5. People Once Ate Matchstick Heads to Commit Suicide
Numerous cases of people eating matchstick heads to commit suicide were reported in the 1800s. They contained phosphorus that, upon ingestion, would cause phosphorus necrosis. Eating just a pack of the matchstick heads was enough to kill an adult.
6. Ivar Kreuger Made an Empire from Selling Matchsticks
Popularly known as the “Match King,” Ivar Kreuger was a Swedish civil engineer, entrepreneur, and financier who made an empire from matchstick sales. He thrived between the two world wars, becoming a monopoly in Central America, Europe, and South America. Kreuger made so much money that he could offer loans to other countries.
7. India Is Among the Highest Matchstick-Producing Countries
India is among the world’s highest matchstick exporters and does not look like slowing down soon. In July 2023, the country reported its matchstick exports surpassed the 6,000-ton mark, a 15% increase from June 2023’s sales. The major beneficiaries of India’s matchsticks include Benin, Nigeria, Ghana, and Haiti.

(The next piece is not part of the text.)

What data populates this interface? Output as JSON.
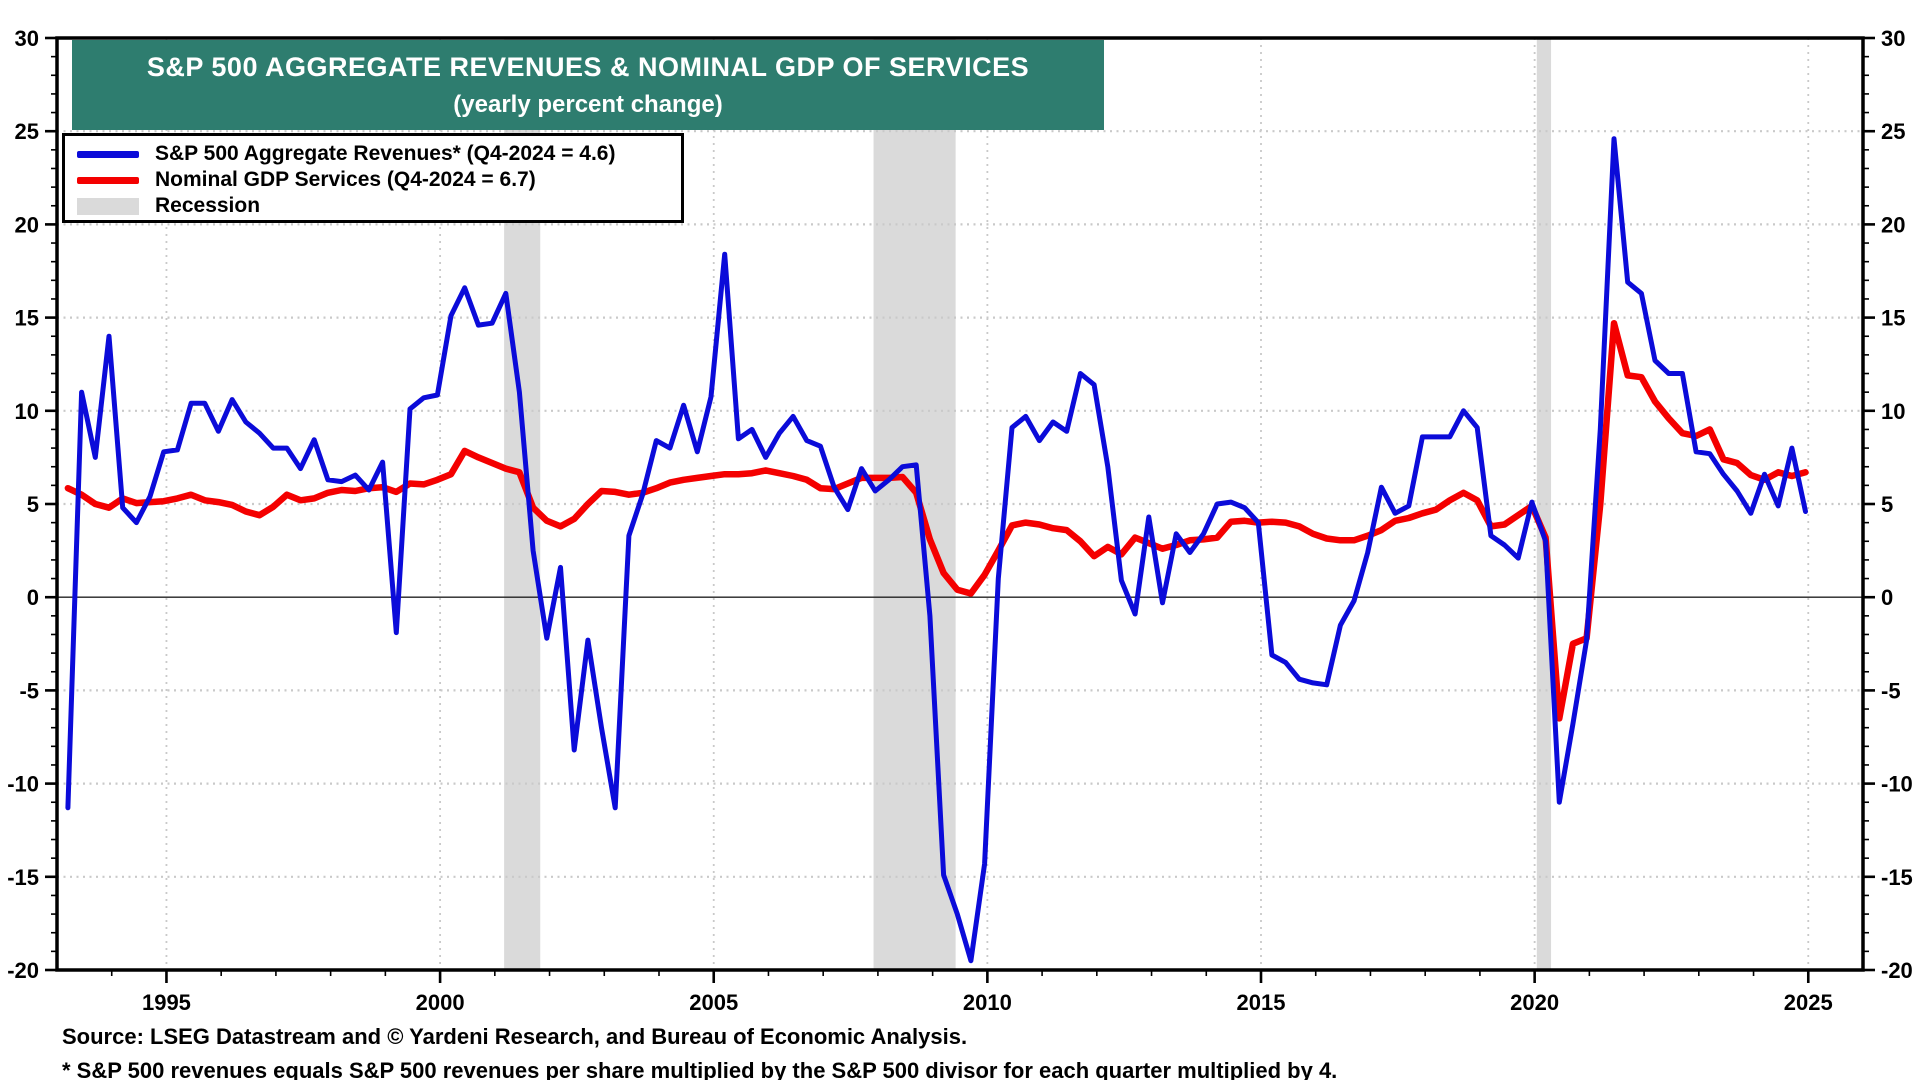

8. Strike Anywhere Matches Were Very Explosive
The “strike anywhere” matchsticks are easier to light than friction matches. Initially, they were so explosive that people could light them using their thumbnails, but that changed.
9. Marlboro Was Once Subject to a Failed Marketing Gimmick that Involved Matchsticks
When the “Strike Anywhere” matchsticks were invented, Marlboro, a cigarette-making company, sought to use them to market their products. The company distributed free cigarettes and used the easy-lit matchsticks to light them. Unfortunately, the matches could light upon touching anything; they once struck and burned in the sales rep’s car, killing two and injuring one.
10. An Australian Businessman Once Created a Matchstick Brand Called “DICKHEADS”
In 1999, An Australian Businessman called d*ck Smith created a matchstick brand called “DICKHEADS” in protest against the foreign ownership of vegemite. It was also a pun on the Readheads brand of matches that was dominating at the time. d*ck Smith’s matchsticks were later discontinued.
11. Andre Ortolf Holds the Record for the Most Matchsticks Extinguished with the Tongue
On June 2, 2020, Germany’s Andre Ortolf set the record for the most matchsticks extinguished with the tongue in a minute. He extinguished 69 matches and is known to hold many more Guinness World Records titles.
12. Lucifer Matches Had Many Safety Issues
Three years after John Walker’s invention, Sir Isaac Holden, a Scottish inventor, sought to make an improved version known as “Lucifer Matches.” However, these, too, had their shortcomings. Other than an initial violent reaction, their flame was unsteady and produced unpleasant-smelling fumes. They ignited explosively, throwing sparks to considerable distances. Ezekiel Byam manufactured Lucifer matches in the United States.
13. Lucifer Was a Popular Slang for Matchsticks in the 20th Century
Even with the evolution to safer matchsticks from the explosive Lucifer ones, the name stuck throughout the 20th century. It was so popular that a part of the lyrics for the song Pack Up Your Trouble says, “When you’ve a “Lucifer” to light your fag.” Today, matches are still known as “lucifers” in Dutch.
14. John Walker Didn’t Profit from His Matchstick Invention
While it’s undeniable that John Walker was instrumental in the invention of matchsticks, he, against his friends’ pieces of advice, refused to patent his idea. In the end, the subsequent innovators profited from it.